Der wohl grösste Schritt war die vollzogene Fusion mit der Pfadfindergilde Liechtenstein. Nach mehrjährigen Gesprächen – ausgelöst durch rückläufige Mitgliederzahlen und fehlende Nachfolge im Gilden-Vorstand – wurde der Zusammenschluss 2025 formell abgeschlossen und an der Delegiertenversammlung im April von beiden Seiten einstimmig beschlossen. Durch die Fusion können die PPL künftig Synergien in Sekretariat, Budgetierung und Buchhaltung nutzen; zugleich sind sie nun offiziell Mitglied der europäischen und weltweiten Gildenverbände. Ein besonderer Moment war die Ehrung der langjährigen Gildenpräsidentin Ruth Gattinger und des Vize-Präsidenten Norbert Batiner als Ehrenmitglieder der PPL.

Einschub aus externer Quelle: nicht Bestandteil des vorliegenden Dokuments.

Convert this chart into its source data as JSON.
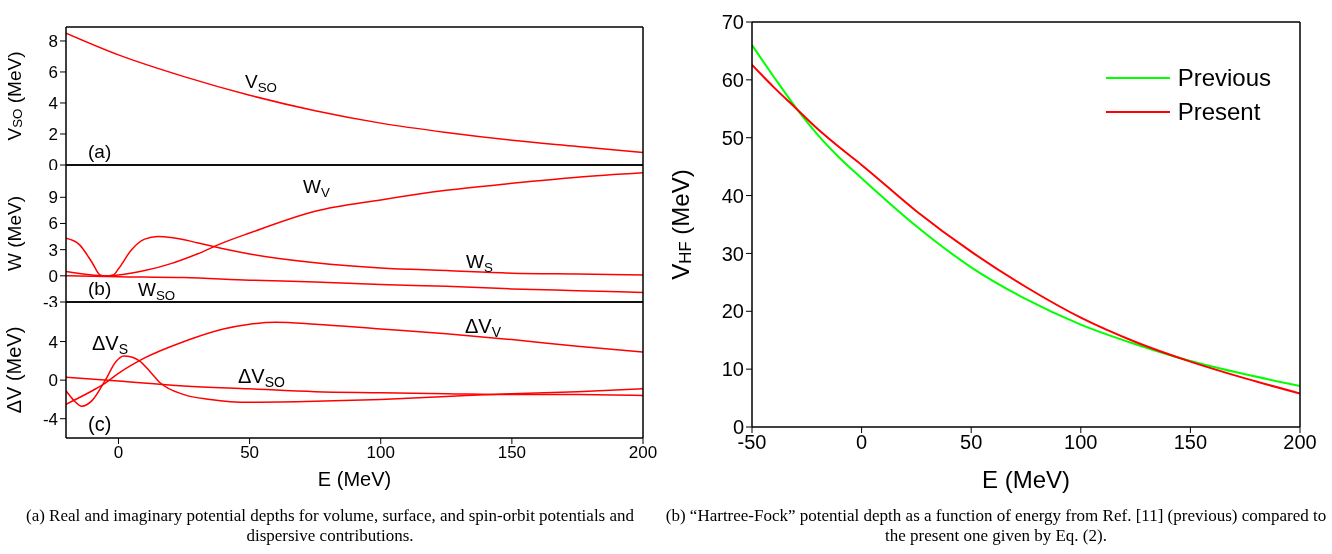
{
  "chart_data": [
    {
      "type": "line",
      "ylabel": "V$_{SO}$ (MeV)",
      "xlim": [
        -20,
        200
      ],
      "xticks": [
        0,
        50,
        100,
        150,
        200
      ],
      "ylim": [
        0,
        8.9
      ],
      "yticks": [
        0,
        2,
        4,
        6,
        8
      ],
      "tick_labels": "y",
      "annotations": [
        "(a)"
      ],
      "series": [
        {
          "name": "V$_{SO}$",
          "color": "#ff0000",
          "x": [
            -20,
            0,
            25,
            50,
            75,
            100,
            125,
            150,
            175,
            200
          ],
          "values": [
            8.5,
            7.1,
            5.7,
            4.5,
            3.5,
            2.7,
            2.1,
            1.6,
            1.2,
            0.8
          ]
        }
      ]
    },
    {
      "type": "line",
      "ylabel": "W (MeV)",
      "xlim": [
        -20,
        200
      ],
      "xticks": [
        0,
        50,
        100,
        150,
        200
      ],
      "ylim": [
        -3,
        12.7
      ],
      "yticks": [
        -3,
        0,
        3,
        6,
        9
      ],
      "tick_labels": "y",
      "annotations": [
        "(b)"
      ],
      "series": [
        {
          "name": "W$_{V}$",
          "color": "#ff0000",
          "x": [
            -20,
            -10,
            -5,
            0,
            10,
            20,
            30,
            40,
            50,
            75,
            100,
            125,
            150,
            175,
            200
          ],
          "values": [
            0.5,
            0.1,
            0,
            0.1,
            0.6,
            1.4,
            2.5,
            3.8,
            4.9,
            7.4,
            8.7,
            9.8,
            10.6,
            11.3,
            11.8
          ]
        },
        {
          "name": "W$_{S}$",
          "color": "#ff0000",
          "x": [
            -20,
            -15,
            -10,
            -7,
            -5,
            -2,
            0,
            5,
            10,
            15,
            20,
            30,
            40,
            50,
            75,
            100,
            125,
            150,
            175,
            200
          ],
          "values": [
            4.3,
            3.6,
            1.5,
            0.1,
            0,
            0.1,
            0.8,
            3.0,
            4.2,
            4.5,
            4.4,
            3.8,
            3.1,
            2.5,
            1.5,
            0.9,
            0.6,
            0.3,
            0.2,
            0.1
          ]
        },
        {
          "name": "W$_{SO}$",
          "color": "#ff0000",
          "x": [
            -20,
            0,
            25,
            50,
            75,
            100,
            125,
            150,
            175,
            200
          ],
          "values": [
            0,
            -0.1,
            -0.2,
            -0.5,
            -0.7,
            -1.0,
            -1.2,
            -1.5,
            -1.7,
            -1.9
          ]
        }
      ]
    },
    {
      "type": "line",
      "xlabel": "E (MeV)",
      "ylabel": "ΔV (MeV)",
      "xlim": [
        -20,
        200
      ],
      "xticks": [
        0,
        50,
        100,
        150,
        200
      ],
      "ylim": [
        -6,
        8.1
      ],
      "yticks": [
        -4,
        0,
        4
      ],
      "annotations": [
        "(c)",
        "(a) Real and imaginary potential depths for volume, surface, and spin-orbit potentials and dispersive contributions."
      ],
      "series": [
        {
          "name": "ΔV$_{V}$",
          "color": "#ff0000",
          "x": [
            -20,
            -10,
            -5,
            0,
            10,
            25,
            40,
            50,
            60,
            75,
            100,
            125,
            150,
            175,
            200
          ],
          "values": [
            -2.5,
            -1.1,
            -0.3,
            0.7,
            2.3,
            4.0,
            5.3,
            5.8,
            6.0,
            5.8,
            5.3,
            4.8,
            4.2,
            3.5,
            2.9
          ]
        },
        {
          "name": "ΔV$_{S}$",
          "color": "#ff0000",
          "x": [
            -20,
            -17,
            -14,
            -10,
            -5,
            -1,
            2,
            5,
            8,
            12,
            16,
            25,
            35,
            50,
            75,
            100,
            125,
            150,
            175,
            200
          ],
          "values": [
            -1.1,
            -2.1,
            -2.7,
            -2.1,
            0,
            1.9,
            2.5,
            2.4,
            2.0,
            0.9,
            -0.3,
            -1.5,
            -2.0,
            -2.3,
            -2.2,
            -2.0,
            -1.7,
            -1.4,
            -1.2,
            -0.9
          ]
        },
        {
          "name": "ΔV$_{SO}$",
          "color": "#ff0000",
          "x": [
            -20,
            0,
            25,
            50,
            75,
            100,
            125,
            150,
            175,
            200
          ],
          "values": [
            0.3,
            -0.1,
            -0.6,
            -0.9,
            -1.2,
            -1.3,
            -1.4,
            -1.5,
            -1.5,
            -1.6
          ]
        }
      ]
    },
    {
      "type": "line",
      "xlabel": "E (MeV)",
      "ylabel": "V$_{HF}$ (MeV)",
      "xlim": [
        -50,
        200
      ],
      "xticks": [
        -50,
        0,
        50,
        100,
        150,
        200
      ],
      "ylim": [
        0,
        70
      ],
      "yticks": [
        0,
        10,
        20,
        30,
        40,
        50,
        60,
        70
      ],
      "legend": "top right",
      "annotations": [
        "(b) “Hartree-Fock” potential depth as a function of energy from Ref. [11] (previous) compared to the present one given by Eq. (2)."
      ],
      "series": [
        {
          "name": "Previous",
          "color": "#00ff00",
          "x": [
            -50,
            -40,
            -30,
            -20,
            -10,
            0,
            25,
            50,
            75,
            100,
            125,
            150,
            175,
            200
          ],
          "values": [
            66,
            60.5,
            55.2,
            50.5,
            46.5,
            43,
            34.7,
            27.6,
            22.1,
            17.7,
            14.3,
            11.4,
            9.1,
            7.1
          ]
        },
        {
          "name": "Present",
          "color": "#ff0000",
          "x": [
            -50,
            -40,
            -30,
            -20,
            -10,
            0,
            25,
            50,
            75,
            100,
            125,
            150,
            175,
            200
          ],
          "values": [
            62.6,
            58.7,
            55.1,
            51.5,
            48.3,
            45.3,
            37.3,
            30.3,
            24.2,
            18.9,
            14.7,
            11.3,
            8.4,
            5.8
          ]
        }
      ]
    }
  ]
}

Im gesellschaftlichen Leben war die Pfadfinderbewegung 2025 mehrfach präsent: Rund 50 Mitglieder aus verschiedenen Abteilungen bildeten beim Staatsfeiertag am 15. August auf der Schlosstreppe in Vaduz einen sichtbaren Teil der Ehrengarde. 30 Mitglieder unterstützten am 30. August die Hochzeit von Prinzessin Marie Caroline von und zu Liechtenstein mit Leopold Maduro Volmer in der Kathedrale St. Florin. An der Nacht des Sports des Liechtensteinischen Olympic Committee am 14. Dezember wurde Ruth Gattinger von den PPL für die Auszeichnung als Ehrenamtliche des Jahres nominiert – und gewann. Den Jahresabschluss bildete die traditionelle Friedenslichtübergabe am 17. Dezember beim Pfadfinderheim Letzi in Vaduz: Das Licht wurde dem Erbprinzenpaar auf Schloss Vaduz, Regierungschefin Brigitte Haas vor dem Regierungsgebäude sowie erstmals auch dem Landtag übergeben, wo Landtagspräsident Manfred Kaufmann das Zeichen des Friedens entgegennahm. Musikalisch begleitet wurde der Anlass von Anja Kaiser. Im Rahmen der Friedenslicht-Aktion wurden CHF 8’744.55 für das Projekt «Backpacks of Hope» gesammelt, das Kinder in Jamaika unterstützt, die durch den Hurrikan Melissa alles verloren hatten.